消費者ニーズを読み取り,それに適合する商品を生産,発注,仕入れす
る際,そのための時間的短縮そのものが競争力の鍵になる。アパレル産業
ではまさにそのことが言えよう。バーコードによる POS システムの導入
ですら,マーケティング力を強く促進した。バーコードと比較して,電子
タグ導入によるマーケティングの可能性の拡大も注目される。
このような点からすれば,本書の意義は計り知れないものがある。国際
流通を国際商流,国際物流,国際資金流の 3 つの視点からグローバル
SCM における情報通信技術活用問題の継続的な分析と新しい IT 基盤の
活用の有無による企業間格差のリスク軽減に関する分析を課題とするとあ
る。
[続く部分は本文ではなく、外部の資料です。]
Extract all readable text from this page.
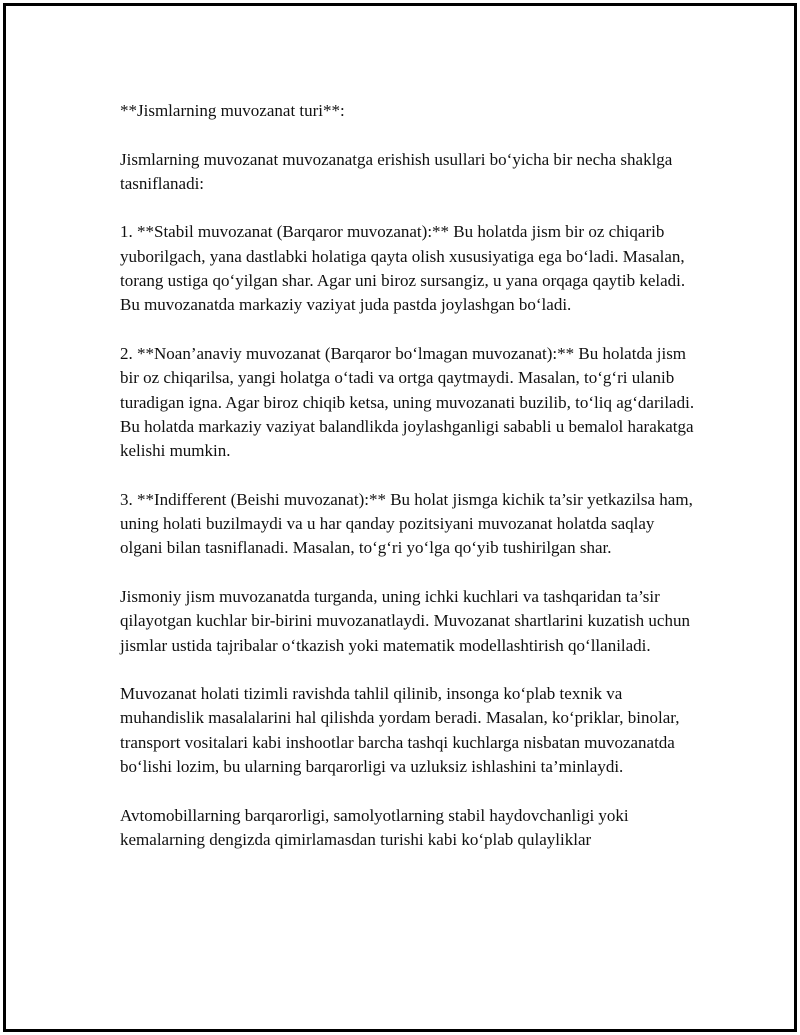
**Jismlarning muvozanat turi**:

Jismlarning muvozanat muvozanatga erishish usullari bo‘yicha bir necha shaklga tasniflanadi:

1. **Stabil muvozanat (Barqaror muvozanat):** Bu holatda jism bir oz chiqarib yuborilgach, yana dastlabki holatiga qayta olish xususiyatiga ega bo‘ladi. Masalan, torang ustiga qo‘yilgan shar. Agar uni biroz sursangiz, u yana orqaga qaytib keladi. Bu muvozanatda markaziy vaziyat juda pastda joylashgan bo‘ladi.

2. **Noan’anaviy muvozanat (Barqaror bo‘lmagan muvozanat):** Bu holatda jism bir oz chiqarilsa, yangi holatga o‘tadi va ortga qaytmaydi. Masalan, to‘g‘ri ulanib turadigan igna. Agar biroz chiqib ketsa, uning muvozanati buzilib, to‘liq ag‘dariladi. Bu holatda markaziy vaziyat balandlikda joylashganligi sababli u bemalol harakatga kelishi mumkin.

3. **Indifferent (Beishi muvozanat):** Bu holat jismga kichik ta’sir yetkazilsa ham, uning holati buzilmaydi va u har qanday pozitsiyani muvozanat holatda saqlay olgani bilan tasniflanadi. Masalan, to‘g‘ri yo‘lga qo‘yib tushirilgan shar.

Jismoniy jism muvozanatda turganda, uning ichki kuchlari va tashqaridan ta’sir qilayotgan kuchlar bir-birini muvozanatlaydi. Muvozanat shartlarini kuzatish uchun jismlar ustida tajribalar o‘tkazish yoki matematik modellashtirish qo‘llaniladi.

Muvozanat holati tizimli ravishda tahlil qilinib, insonga ko‘plab texnik va muhandislik masalalarini hal qilishda yordam beradi. Masalan, ko‘priklar, binolar, transport vositalari kabi inshootlar barcha tashqi kuchlarga nisbatan muvozanatda bo‘lishi lozim, bu ularning barqarorligi va uzluksiz ishlashini ta’minlaydi.

Avtomobillarning barqarorligi, samolyotlarning stabil haydovchanligi yoki kemalarning dengizda qimirlamasdan turishi kabi ko‘plab qulayliklar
その分析の際,その実践的活動の最終成果は西氏も述べるように,情
報の共有と活用を鍵としたマーケティングによる成果と深く関係するよう
に筆者は思う。その点の分析も期待する。
4.お
わ
り
に
現代マーケティングの研究充実のための 1 つの鍵的素材として,この成
果が活かされることを筆者は望む。その理由として,消費者志向のマーケ
ティングが注目される今日,この活動の最終段階に注目する研究が多く
なったこと,それ自体はこの流域の発展からすれば喜ばしいものではある
が,それらはマーケティングを支える根幹的部分の存在があって初めて成
立するものである。そのような基本的要素に係わる研究成果をマーケティ
ングに組み込む作業が求められている。